I always went on foot to donate after walking my route according to the Red Cross recommended schedule. When I reached my fifty-second birthday, it happened that I had donated exactly fifty-two pints of my Cherokee-Swede Sweet Light Crude. I felt that this was a good juncture at which to stop before the habit of giving my blood tried to insert itself further into my ego. I imagined three hundred and twelve babies out there biologically grooving on my wife's adobo, tingling from the chili peppers I eat and growing up to realize that they love the sound of a pedal-steel guitar. I doubt that I would have ever have been moved to give my blood gift to Canada had I not been stirred out of inertia by the Mediterranean sparks showered upon me by my Maltese Canadian workmate.

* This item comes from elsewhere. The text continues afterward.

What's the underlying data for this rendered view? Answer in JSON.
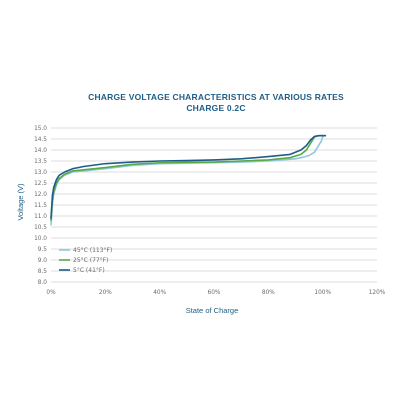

Regardless of how it appears, the world is still largely run by men; but not by ordinary men. Under their corporate sway and the drag of newly legitimized bible thumping multi-generational drug smuggling old money are many willing political jesters who cannot save us from many perils we face. We shall have to save ourselves. We will need to work together, us men and women. My guess is that a few brave women will eventually ignite the best in many menfolk. I would encourage all women reading this to take up the task of their own education and to spread their knowledge and their encouragement.